Brexit: pas d'urgence à activer le processus de sortie de l'Union pour les Britanniques

Il n'y aurait pas d'urgence à engendrer le processus de sortie de l'Union européenne, mais dans la période de transition, David Cameron devrait rester au pouvoir. Pour l'instant, le défi pour le pays étant de gagner une certaine stabilité et de gérer les conséquences économiques.
24 juin 2016, 08:18
/ Màj. le 24 juin 2016 à 08:48
Les britanniques n'ont pas forcément à se presser d'activer leur sortie de l'Union européenne.

Il n'y a aucune urgence à invoquer l'article 50 du Traité de Lisbonne pour activer le processus de sortie de l'Union européenne après le vote des Britanniques en faveur du Brexit, ont déclaré vendredi plusieurs chefs de file conservateurs du camp du "Leave". Selon eux, il est également souhaitable que David Cameron reste au pouvoir pendant la période de transition.

"Il n'y a pas besoin d'activer l'article 50 tout de suite, la Grande-Bretagne est encore membre de l'UE et le restera encore pendant plusieurs mois, voire plusieurs années", a déclaré Matthew Elliott, un des responsables de la campagne pro-Brexit.

 

 

M. Elliott a par ailleurs estimé qu'il revenait au Premier ministre David Cameron de mener à bien le processus de sortie du Bloc des 28. "Il appartient désormais à Cameron de traduire en actes la volonté exprimée par les Britanniques. Le Premier ministre devrait entamer des discussions informelles avec les autres gouvernements (de l'UE)", a-t-il dit.
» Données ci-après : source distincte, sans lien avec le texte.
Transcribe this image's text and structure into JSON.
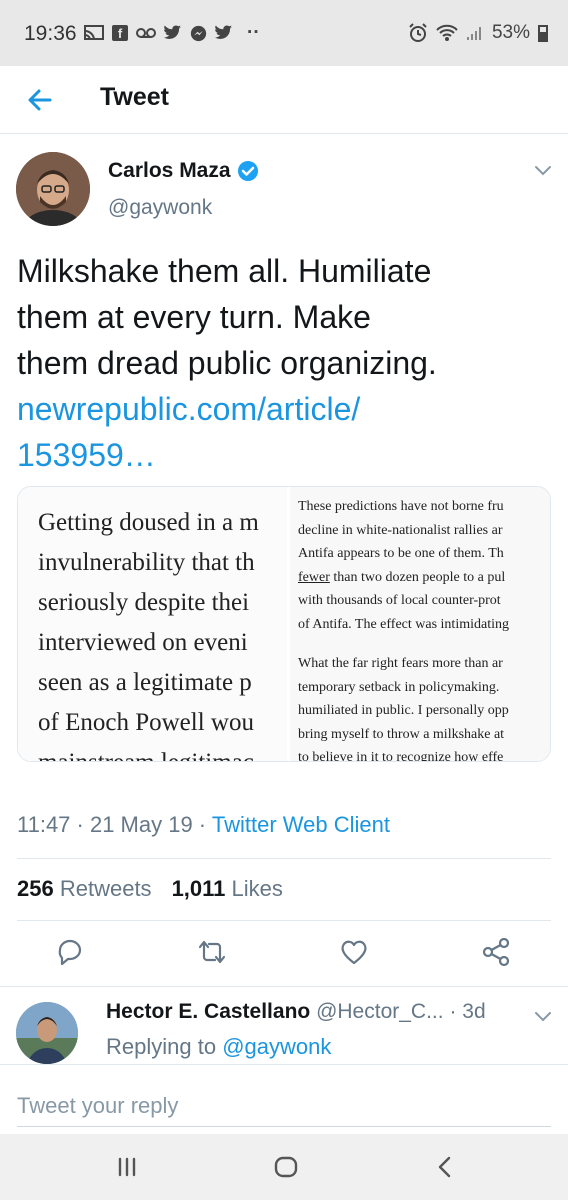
{
  "status_bar": {
    "time": "19:36",
    "battery": "53%",
    "dots": "··"
  },
  "header": {
    "title": "Tweet"
  },
  "tweet": {
    "author_name": "Carlos Maza",
    "author_handle": "@gaywonk",
    "text_lines": [
      "Milkshake them all. Humiliate",
      "them at every turn. Make",
      "them dread public organizing."
    ],
    "link_lines": [
      "newrepublic.com/article/",
      "153959…"
    ],
    "media_left_lines": [
      "Getting doused in a m",
      "invulnerability that th",
      "seriously despite thei",
      "interviewed on eveni",
      "seen as a legitimate p",
      "of Enoch Powell wou",
      "mainstream legitimac"
    ],
    "media_right_para1": [
      "These predictions have not borne fru",
      "decline in white-nationalist rallies ar",
      "Antifa appears to be one of them. Th",
      "fewer than two dozen people to a pul",
      "with thousands of local counter-prot",
      "of Antifa. The effect was intimidating"
    ],
    "media_right_para2": [
      "What the far right fears more than ar",
      "temporary setback in policymaking.",
      "humiliated in public. I personally opp",
      "bring myself to throw a milkshake at",
      "to believe in it to recognize how effe"
    ],
    "timestamp": "11:47 · 21 May 19 · ",
    "client": "Twitter Web Client",
    "retweets_count": "256",
    "retweets_label": "Retweets",
    "likes_count": "1,011",
    "likes_label": "Likes"
  },
  "reply": {
    "name": "Hector E. Castellano",
    "handle": "@Hector_C...",
    "age": "· 3d",
    "replying_prefix": "Replying to ",
    "replying_to": "@gaywonk"
  },
  "compose": {
    "placeholder": "Tweet your reply"
  },
  "colors": {
    "accent": "#1b95e0",
    "text": "#14171a",
    "muted": "#657786",
    "verified": "#1da1f2"
  }
}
"Cameron est parfaitement placé pour mettre en oeuvre cette décision du peuple britannique. Une grande majorité de députés conservateurs souhaitent qu'il reste en fonction", a ajouté Matthew Elliott.

Besoin de stabilité

D'autres responsables conservateurs pro-Brexit se sont exprimés dans le même sens après l'annonce de la victoire du camp du Leave. Ils répondaient ainsi indirectement à Nigel Farage, le chef du partie anti-européen Ukip, qui réclame à grands cris la démission immédiate du chef du gouvernement.

 

 

 

"A l'instant présent, nous avons besoin de stabilité (...) Il nous faut rassurer l'Ecosse et l'Irlande du Nord (qui ont voté en faveur du maintien dans l'UE, NDLR) et nous devons gérer les conséquences économiques", a déclaré le député conservateur Andrew Bridgen.

L'ancien secrétaire à la Défense Liam Fox, également partisan du Brexit, a estimé de son côté que le Royaume-Uni devait s'accorder une "période de réflexion" avant d'invoquer l'article 50 du Traité de Lisbonne, qui permet à un membre de l'UE de quitter le bloc.